Blub glub. “I think I need . . .” Grandpa Ephraim’s face was turning pale. His eyes were clenched shut. His mouth was opening and closing like a fish’s, and all of his words had turned into nothing but blub glub, blub glub.
Micah was on his feet in an instant. “Grandpa? What should I do?”
That awful, dying-kettle sound was lasting for much too long. He was about to ask if he should fetch a cup of water, or the breathing machine that the doctor had given them, but hands were on his shoulders, jerking him away.
Aunt Gertrudis’s nostrils flared. “Out!” she said. “Get out. Getting him excited for no good reason.”
Her eyes landed on the letters spread out on the bed. They narrowed into slits.
“This again,” she hissed. “I should have known.”
Micah didn’t know what possessed him in that moment, but it was something with a lot of bravery and almost no good sense. Instead of leaving, he ducked around his aunt and made a wild grab for the letters.
He managed to snag one of them before Aunt Gertrudis caught him by the back of his T-shirt. “I said out!” she shouted. “Go to your room!”
She snatched at the letter in his hand as she shoved him toward the door. Micah’s fist was closed too tightly around the paper, though. It ripped, and he stumbled out into the hall, nearly colliding with the wall. The door slammed behind him, and the lock clicked.

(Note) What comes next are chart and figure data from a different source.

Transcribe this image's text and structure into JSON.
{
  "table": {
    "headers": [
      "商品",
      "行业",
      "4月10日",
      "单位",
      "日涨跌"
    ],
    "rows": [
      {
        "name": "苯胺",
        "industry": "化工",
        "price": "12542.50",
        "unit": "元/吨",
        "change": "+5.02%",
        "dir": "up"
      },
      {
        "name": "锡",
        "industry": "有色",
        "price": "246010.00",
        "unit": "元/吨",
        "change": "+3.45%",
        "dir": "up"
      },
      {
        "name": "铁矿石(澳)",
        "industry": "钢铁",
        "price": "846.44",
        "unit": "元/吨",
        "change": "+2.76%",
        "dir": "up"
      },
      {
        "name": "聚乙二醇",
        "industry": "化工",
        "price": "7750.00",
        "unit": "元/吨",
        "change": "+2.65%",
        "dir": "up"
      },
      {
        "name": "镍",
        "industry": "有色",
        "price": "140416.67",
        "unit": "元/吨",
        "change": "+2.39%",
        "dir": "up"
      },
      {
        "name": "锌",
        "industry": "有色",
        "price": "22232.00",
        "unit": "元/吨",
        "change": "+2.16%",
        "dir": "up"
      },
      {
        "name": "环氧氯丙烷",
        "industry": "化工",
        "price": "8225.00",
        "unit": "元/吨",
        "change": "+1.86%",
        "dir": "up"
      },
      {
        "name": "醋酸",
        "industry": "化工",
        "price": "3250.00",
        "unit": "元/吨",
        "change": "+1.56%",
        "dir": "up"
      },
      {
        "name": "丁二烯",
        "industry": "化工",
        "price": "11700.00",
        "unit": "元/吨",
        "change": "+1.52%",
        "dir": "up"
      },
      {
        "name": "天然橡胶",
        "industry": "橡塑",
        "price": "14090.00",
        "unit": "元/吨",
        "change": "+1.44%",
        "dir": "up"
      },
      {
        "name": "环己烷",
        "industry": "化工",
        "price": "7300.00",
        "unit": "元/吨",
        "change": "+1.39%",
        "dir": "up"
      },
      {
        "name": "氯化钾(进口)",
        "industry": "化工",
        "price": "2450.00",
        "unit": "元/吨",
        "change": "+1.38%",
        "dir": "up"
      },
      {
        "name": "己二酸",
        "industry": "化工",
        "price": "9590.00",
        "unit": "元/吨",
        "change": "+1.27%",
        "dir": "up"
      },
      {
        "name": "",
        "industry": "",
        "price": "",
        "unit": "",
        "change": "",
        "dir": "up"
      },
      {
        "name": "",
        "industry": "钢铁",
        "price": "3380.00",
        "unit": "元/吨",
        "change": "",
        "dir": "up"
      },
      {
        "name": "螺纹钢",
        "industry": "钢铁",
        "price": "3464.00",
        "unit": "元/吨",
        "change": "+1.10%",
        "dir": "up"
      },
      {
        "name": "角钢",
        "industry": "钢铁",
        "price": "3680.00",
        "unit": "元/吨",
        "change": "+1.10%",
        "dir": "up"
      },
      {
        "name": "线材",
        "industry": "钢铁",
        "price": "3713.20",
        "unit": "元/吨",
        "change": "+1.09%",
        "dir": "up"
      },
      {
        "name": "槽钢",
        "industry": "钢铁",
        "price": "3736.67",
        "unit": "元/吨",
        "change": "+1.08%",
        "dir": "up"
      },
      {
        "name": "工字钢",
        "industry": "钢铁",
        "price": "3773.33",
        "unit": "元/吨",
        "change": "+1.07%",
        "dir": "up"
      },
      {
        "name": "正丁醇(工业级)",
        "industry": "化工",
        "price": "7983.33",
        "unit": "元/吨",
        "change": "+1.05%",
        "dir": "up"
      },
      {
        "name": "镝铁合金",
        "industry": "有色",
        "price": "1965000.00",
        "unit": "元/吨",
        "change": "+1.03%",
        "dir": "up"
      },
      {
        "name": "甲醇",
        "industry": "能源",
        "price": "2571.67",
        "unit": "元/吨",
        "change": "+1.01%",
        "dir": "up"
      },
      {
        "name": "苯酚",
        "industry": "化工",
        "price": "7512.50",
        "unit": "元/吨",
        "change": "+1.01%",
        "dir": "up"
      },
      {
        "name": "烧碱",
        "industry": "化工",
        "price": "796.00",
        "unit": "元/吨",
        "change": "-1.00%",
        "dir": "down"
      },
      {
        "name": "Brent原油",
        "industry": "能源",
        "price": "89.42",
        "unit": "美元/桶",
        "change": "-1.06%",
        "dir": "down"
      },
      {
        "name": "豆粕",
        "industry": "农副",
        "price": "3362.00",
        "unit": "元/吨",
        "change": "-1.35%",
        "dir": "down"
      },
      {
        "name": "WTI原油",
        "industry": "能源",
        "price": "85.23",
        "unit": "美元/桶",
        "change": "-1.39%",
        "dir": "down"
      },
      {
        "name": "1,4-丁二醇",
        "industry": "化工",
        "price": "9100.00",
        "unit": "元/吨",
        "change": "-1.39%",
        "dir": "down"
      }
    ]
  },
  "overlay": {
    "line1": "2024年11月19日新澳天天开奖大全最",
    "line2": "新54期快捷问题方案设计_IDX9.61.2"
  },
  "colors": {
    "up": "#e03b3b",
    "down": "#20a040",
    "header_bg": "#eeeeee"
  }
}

“Grandpa Ephraim!” he yelled. “Are you all right? Aunt Gertrudis? Please let me in!”
Nobody answered.
Micah slid down the wall and sat, staring at the door, wishing that it would burst into a thousand splinters. The silence from the other side seemed to last forever before he heard the breathing machine turn on. The grinding sound of it made him feel like he might never be able to move from that spot again.
The half of the letter that he had managed to rescue from Grandpa Ephraim’s room trembled in his hands. Micah pressed the creases out as best he could, running his fingers across the words over and over again until the paper began to feel soft.
You have to get up, he told himself.
He had to be ready to meet the Lightbender when he came. He had to make sure that Grandpa Ephraim got his miracle before it was too late.